Heißluft statt asphalt
Die Strecke war ein Kataster. Nach dem Moto2-Lauf brodelte der Belag, Kiesel flogen wie Schrot. „31 Runden wären zu gefährlich gewesen“, erklärt Martín. Die Verkürzung auf 21 Umdrehungen verwandelte die GP-Session in einen Sprint mit Höllentempo. Die Aprilia-Ingenieure zogen kurzfristig Luft aus dem Hinterrad, um Grip zu sparen – ein Trick, der funktionierte, aber keine Langzeitlösung ist.

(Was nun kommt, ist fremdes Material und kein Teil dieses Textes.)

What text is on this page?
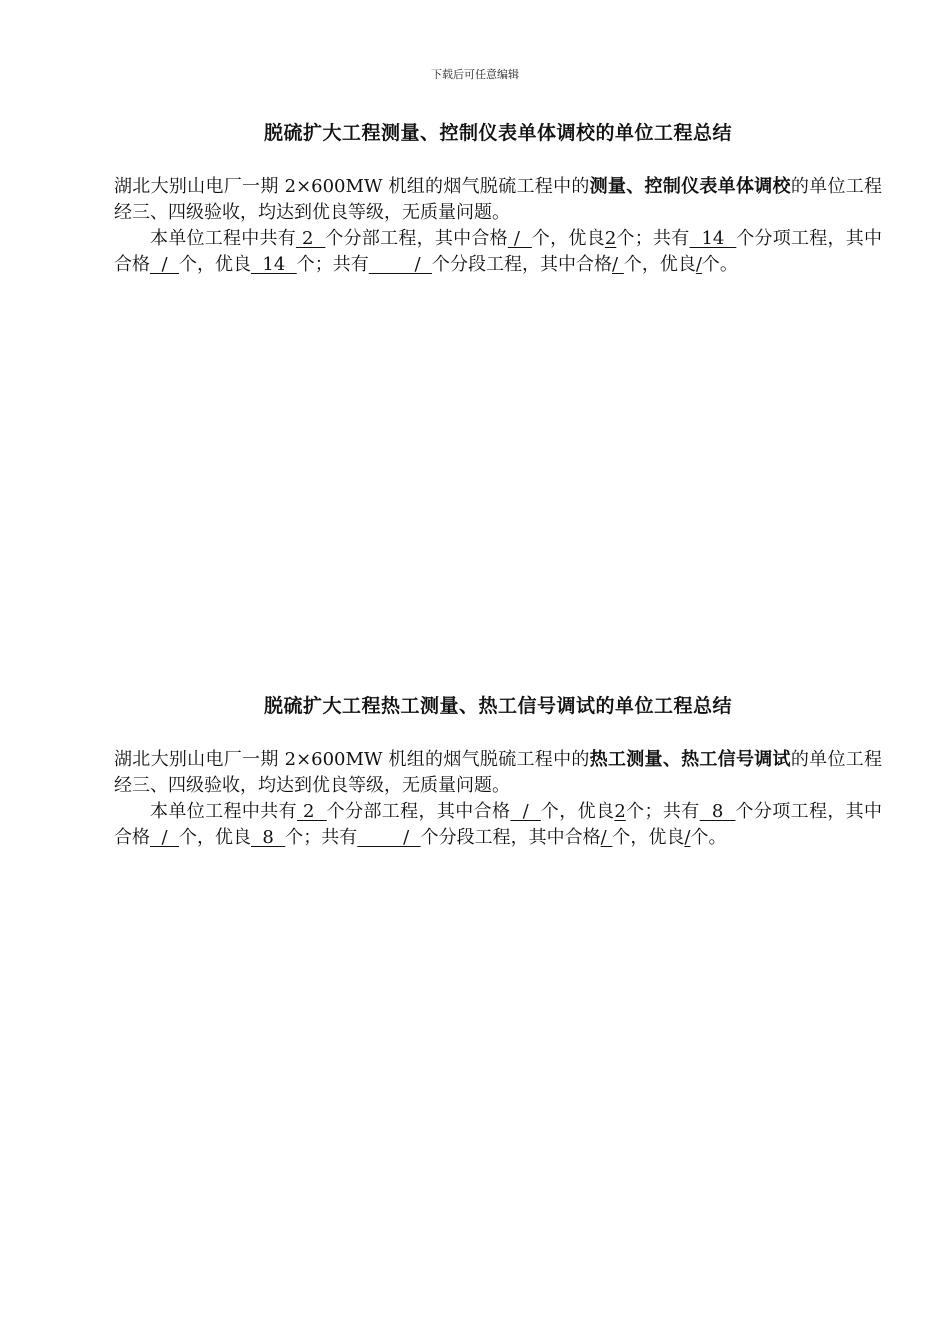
下载后可任意编辑
脱硫扩大工程测量、控制仪表单体调校的单位工程总结

湖北大别山电厂一期 2×600MW 机组的烟气脱硫工程中的测量、控制仪表单体调校的单位工程经三、四级验收，均达到优良等级，无质量问题。

本单位工程中共有 2  个分部工程，其中合格 /  个，优良2个；共有  14  个分项工程，其中合格  /  个，优良  14  个；共有        /  个分段工程，其中合格/ 个，优良/个。

脱硫扩大工程热工测量、热工信号调试的单位工程总结

湖北大别山电厂一期 2×600MW 机组的烟气脱硫工程中的热工测量、热工信号调试的单位工程经三、四级验收，均达到优良等级，无质量问题。

本单位工程中共有 2  个分部工程，其中合格  /  个，优良2个；共有  8  个分项工程，其中合格  /  个，优良  8  个；共有        /  个分段工程，其中合格/ 个，优良/个。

Martíns Sektor-3-Alptraum ist symptomatisch: Dort verlor er in den letzten zwölf Monaten zweieinhalb Zehntel pro Runde. Heute sind es nur noch 0,3. „Ein Schritt, kein Quantensprung“, sagt er. „Aber wir wissen endlich, wo die Schrauben sitzen.“

Zwischen bibel und boxengasse
Abends sitzt der Madrilene im Hospitality-Zelt, liest in der Bibel und schlingt Reis mit Hühnchen. „Glaube ist ein Multitool“, lacht er. Seit Valencia zwei Operationen, vier Monate mit verschlossener Kehle, kein Cheat-Day. „Wenn du 24 Stunden an dieselbe Schraube denkst, lohnt sich die quälende Monotonie irgendwann auf der Strecke.“
Die Punkte bringen ihn auf 48 Zähler, nur neun hinter Führungsfahrer Bagnaia. In Austin will er den nächsten Biss ausführen. „Dort liegt Asphalt, der nicht schmilzt. Wenn ich diese RS-GU dann endlich decodiere, kann der erste Sieg kommen.“ Bis dahin bleibt die Frage: Wie viele Sekunden steckt Aprilia noch im Verborgenen? Die Uhr tickt – und Martíns Daumen schläft noch nicht.